Pada zaman revolusi industri di eropah, pekerja/buruh berorganiasi untuk
meningkatkan kondisi kerja mereka. Di Indonesia Serikat Pekerja/ Serikat Buruh
juga mulai terbentuk pada pertengahan abad 19. Pada saat itu Serikat Pekerja/
Serikat Buruh yang ada adalah yang didirikan oleh dan untuk pekerja/buruh
belanda, dengan demikian yang menikmati perlindungan adalah hanya pekerja/
buruh belanda.
Hak
berserikat pekerja/buruh dan pengusaha diakui sebagai pelaksanaan hak azasi
manusia. Di Indonesia perkembangan keserikatpekerjaan/buruhan mengalami pasang
surutnya, sejak zaman penjajahan belanda telah berdiri Serikat Pekerja/ Buruh
untuk pekerja/buruh kulit putih.
Awal
perjuangan pekerja/buruh pribumi adalah dengan berdirinya Boedi Oetomo tahun 1908
yang kemudian berdiri Serikat Buruh Kereta Api, setelah itu gerakan
pekerja/buruh terus berkembang diantaranya yang dipengaruhi oleh gerakan
komunis di eropah dan aliran islam. Serikat Pekerja/ Buruh yang telah terbentuk
dibubarkan oleh pemerintah bala tentara jepang pada tahun 1942.
Setelah
proklamasi kemerdekaan sampai tahun 1950, mulai timbul lagi organisasi
pekerja/buruh yang pada mulanya tidak berorientasi politik. Menjelang akhir
tahun 1940-an Gabungan Serikat-serikat Buruh Indonesia (GSBI) yang merupakan
visi dari Persatuan Organisasi Buruh (POB) dan Ikatan Central Organisasi
Serikat Sekerja (ICOSS) menjadi organisasi yang beraliran politik.
Pada
zaman awal kemerdekaan kita mengenal serikat pekerja/buruh yang sebahagian
berorientasi politik. Pada tahun 1950-an dan awal tahun 1960-an bahkan hampir
kita kenal serikat pekerja/buruh yang penrjuangannya tidak semata-mata untuk
kepentingan pekerja/buruh tetapi lebih berorientasi pada perjuangan politik.
Dalam
kurun waktu 1950 – 1959 berdiri berbagai organisasi pekerja/buruh, antara 1959
– 1965 gerakan buruh menjadi alat partai politik bahkan hampir semua serikat
pekerja/buruh yang ada berafiliasi kepada partai politik.

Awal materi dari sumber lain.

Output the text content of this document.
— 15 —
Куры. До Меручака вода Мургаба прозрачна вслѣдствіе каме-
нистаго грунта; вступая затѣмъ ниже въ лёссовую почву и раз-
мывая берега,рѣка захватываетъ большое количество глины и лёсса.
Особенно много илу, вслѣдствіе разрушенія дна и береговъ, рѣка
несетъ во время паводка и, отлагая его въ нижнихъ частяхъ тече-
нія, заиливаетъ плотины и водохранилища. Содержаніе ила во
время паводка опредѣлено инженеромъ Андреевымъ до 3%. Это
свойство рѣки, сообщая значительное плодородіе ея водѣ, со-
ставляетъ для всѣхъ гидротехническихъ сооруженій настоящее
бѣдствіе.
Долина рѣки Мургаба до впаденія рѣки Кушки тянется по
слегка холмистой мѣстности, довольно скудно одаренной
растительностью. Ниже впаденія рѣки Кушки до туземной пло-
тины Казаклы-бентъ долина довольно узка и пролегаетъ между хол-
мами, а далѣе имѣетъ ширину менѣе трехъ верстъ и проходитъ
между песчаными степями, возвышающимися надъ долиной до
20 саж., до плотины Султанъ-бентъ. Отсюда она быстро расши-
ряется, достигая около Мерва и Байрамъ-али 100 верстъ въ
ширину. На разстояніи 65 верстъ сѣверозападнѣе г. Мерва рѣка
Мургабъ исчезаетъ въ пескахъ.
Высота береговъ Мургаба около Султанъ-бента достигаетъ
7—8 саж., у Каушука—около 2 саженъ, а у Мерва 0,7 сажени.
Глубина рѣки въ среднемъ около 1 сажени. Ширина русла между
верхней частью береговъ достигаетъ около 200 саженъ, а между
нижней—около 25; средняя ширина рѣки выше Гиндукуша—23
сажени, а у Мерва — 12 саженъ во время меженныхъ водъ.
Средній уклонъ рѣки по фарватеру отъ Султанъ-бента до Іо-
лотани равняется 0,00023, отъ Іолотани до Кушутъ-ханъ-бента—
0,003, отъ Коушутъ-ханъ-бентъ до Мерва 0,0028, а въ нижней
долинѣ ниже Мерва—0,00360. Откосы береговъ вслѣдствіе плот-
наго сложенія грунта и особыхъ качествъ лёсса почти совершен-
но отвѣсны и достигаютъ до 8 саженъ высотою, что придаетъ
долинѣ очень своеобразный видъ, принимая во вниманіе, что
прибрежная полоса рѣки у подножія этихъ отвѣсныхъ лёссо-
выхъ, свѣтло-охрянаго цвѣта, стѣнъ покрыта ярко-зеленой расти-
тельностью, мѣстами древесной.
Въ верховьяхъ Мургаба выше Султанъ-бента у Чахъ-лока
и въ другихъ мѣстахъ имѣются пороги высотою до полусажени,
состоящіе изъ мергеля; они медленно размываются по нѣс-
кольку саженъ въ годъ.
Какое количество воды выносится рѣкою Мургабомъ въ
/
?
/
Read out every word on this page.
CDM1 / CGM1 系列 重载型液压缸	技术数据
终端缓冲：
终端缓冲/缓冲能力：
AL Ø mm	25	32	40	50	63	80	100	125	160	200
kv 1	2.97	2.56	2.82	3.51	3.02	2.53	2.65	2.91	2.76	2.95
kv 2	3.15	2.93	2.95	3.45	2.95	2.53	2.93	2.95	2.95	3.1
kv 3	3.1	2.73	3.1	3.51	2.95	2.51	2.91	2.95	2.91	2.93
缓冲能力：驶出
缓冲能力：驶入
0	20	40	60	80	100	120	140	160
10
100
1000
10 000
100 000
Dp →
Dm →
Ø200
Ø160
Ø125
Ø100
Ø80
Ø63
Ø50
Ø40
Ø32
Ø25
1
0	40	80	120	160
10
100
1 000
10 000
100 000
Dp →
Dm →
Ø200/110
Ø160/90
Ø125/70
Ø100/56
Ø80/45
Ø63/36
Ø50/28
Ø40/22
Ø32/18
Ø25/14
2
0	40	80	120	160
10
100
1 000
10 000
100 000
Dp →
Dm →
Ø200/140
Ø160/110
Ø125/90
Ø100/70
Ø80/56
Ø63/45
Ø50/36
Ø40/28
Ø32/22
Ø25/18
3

Dengan demikian
perjuangan para pekerja/buruh terabaikan, karena serikat pekerja/buruh lebih
memperjuangkan untuk partai politik yang menjadi induknya. Setelah gagalnya
pemberontakan G 30 S/PKI, maka Serikat Pekerja/ Buruh berusaha untuk menyatukan
diri. Pada awalnya mereka membentuk secretariat bersama, pada tahun 1968
sekretariat bersama yang ada ditingkatkan menjadi Majelis Permusyawaratan Buruh
Indonesia (MPBI) yang merupakan awal dari bergabungnya Serikat Pekerja/Buruh
yang ada.
Pada
tahun 1973 para pimpinan Serikat Pekerja/Buruh yang ada mengeluarkan deklarasi
tentang persatuan Serikat Buruh dan membentuk Federasi Buruh Seluruh Indinesia
(FBSI). Dalam perkembangannya federasi ini berubah manjadi serikat pekerja yang
bersifat monolitik atau unitaris dalam bentuk serikat pekerja (SPSI) pada tahun
1985. Menyadari bahwa bentuk unitaris tidak sejalan dengan kebebasan
berserikat, maka pada tahun 1995 SPSI berubah menjadi federasi dari 13 sektor
serikat pekerja dengan nama Federasi SPSI.
Didalam
era reformasi dimana kebebasan berserikat dan demokratisasi dijunjung tinggi,
maka pemerintah meratifikasi konvensi ILO No. 87 tentang hak berserikat dan
perlindungan terhadap hak berorganisasi. Pada saat ini serikat pekerja/buruh
tumbuh dengan pesat dan telah berdiri tidak kurang dari 205 serikat
pekerja/buruh tingkat nasional. Untuk menjamin kebebasan berserikat juga telah
disyahkan UU. No. 21 tahun 2000 tentang serikat pekerja/buruh.
Pada
saat ini, kebebasan berserikat secara luas dijamin sepenuhnya, Peraturan
perundang-undangan yang ada memberi kesempatan tumbuh dan berkembangnya
kebebasan berserikat yang praktis tanpa batas.
UUD
1945 menjamin kebebasan berserikat, deklarasi PBB tentang hak azasi manusia
(Universal Declaration Of Human Right) tahun 1948 secara khusus menyebutkan
tentang hak berserikat. Demikian pula ILO mengeluarkan 2 konvensi mengenai
kebebasan berserikat, dengan demikian bangsa Indonesia dan masyarakat memiliki
pandangan yang sama tentang kebebasan berserikat bagi para pekerja/buruh.
DASAR
HUKUM HAK KEBEBASAN BERSERIKAT
Berbagai dasar
hukum untuk menjamin kebebasan berserikat adalah :
1.
UUD 1945
Pasal 28 UUD 1945, menyatakan bahwa kemerdekaan berserikat dan berkumpul,
mengeluarkan pikiran dengan lisan dan tulisan dan sebagainya ditetapkan dengan
Undang undang.
Kemerdekaan atau kebebasan berserikat yang diamanatkan oleh UUD 1945 adalah
dimaksudkan untuk masyarakat keseluruhan. Dalam kontek masyarakat pekerja/buruh
kebebasan berserikat ini dalam arti membentuk dan menjadi anggota serikat
pekerja/buruh, namun demikian kebebasan tersebut tidak langsung penerapannya
karena kebebasan ini harus lebih dahulu diatur dengan Undang undang.
2.
Lampiran TAP MPR No. II/1998 (hak azasi manusia)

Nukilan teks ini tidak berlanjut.